“I think this is a sale that sort of exhausts superlatives,” said Johanna Flaum, vice-chairman of 20th and 21st Century Art at auctioneers Christie’s.
“This is… the most valuable collection ever sold at auction. It’s really a once-in-a-generation type of event.”
Highlights include “La montagne Sainte-Victoire” by Paul Cezanne, which is expected to fetch at least $120 million, and “Verger avec cypres” by Van Gogh, whose hammer price is estimated at over $100 million.
Allen co-founded Microsoft with Bill Gates in 1975, becoming fabulously rich as the company grew into the computing behemoth it is today.
By the time he died in 2018 at the age of 65, he had bought some of the most important works created in the last half a millennium.
“The collection is quite wide-ranging, it really makes Paul Allen a unique collector in that sense,” said Flaum.
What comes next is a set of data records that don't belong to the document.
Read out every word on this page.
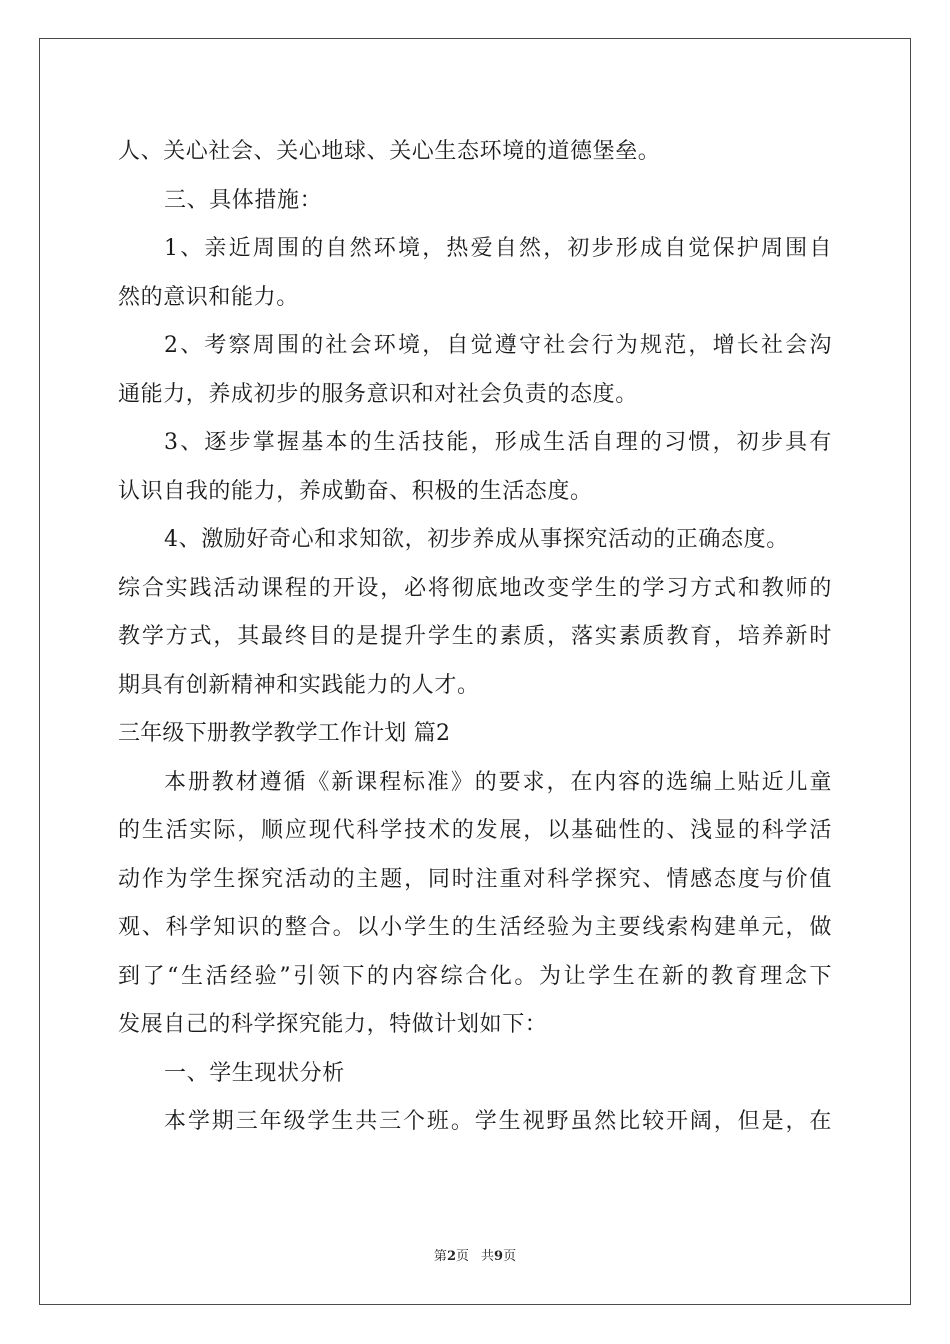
人、关心社会、关心地球、关心生态环境的道德堡垒。
三、具体措施：
1、亲近周围的自然环境，热爱自然，初步形成自觉保护周围自
然的意识和能力。
2、考察周围的社会环境，自觉遵守社会行为规范，增长社会沟
通能力，养成初步的服务意识和对社会负责的态度。
3、逐步掌握基本的生活技能，形成生活自理的习惯，初步具有
认识自我的能力，养成勤奋、积极的生活态度。
4、激励好奇心和求知欲，初步养成从事探究活动的正确态度。
综合实践活动课程的开设，必将彻底地改变学生的学习方式和教师的
教学方式，其最终目的是提升学生的素质，落实素质教育，培养新时
期具有创新精神和实践能力的人才。
三年级下册教学教学工作计划 篇2
本册教材遵循《新课程标准》的要求，在内容的选编上贴近儿童
的生活实际，顺应现代科学技术的发展，以基础性的、浅显的科学活
动作为学生探究活动的主题，同时注重对科学探究、情感态度与价值
观、科学知识的整合。以小学生的生活经验为主要线索构建单元，做
到了“生活经验”引领下的内容综合化。为让学生在新的教育理念下
发展自己的科学探究能力，特做计划如下：
一、学生现状分析
本学期三年级学生共三个班。学生视野虽然比较开阔，但是，在
第2页 共9页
The previous most expensive collection sold at auction was the Macklowe collection whose two tranches netted $922 million.
The auction will take place in New York on November 9 and 10. All proceeds due to Allen’s estate are to be dedicated to philanthropy, in line with his wishes.
Parts of the collection will be available for public viewing in Los Angeles, London, Paris, Shanghai and New York ahead of the sale.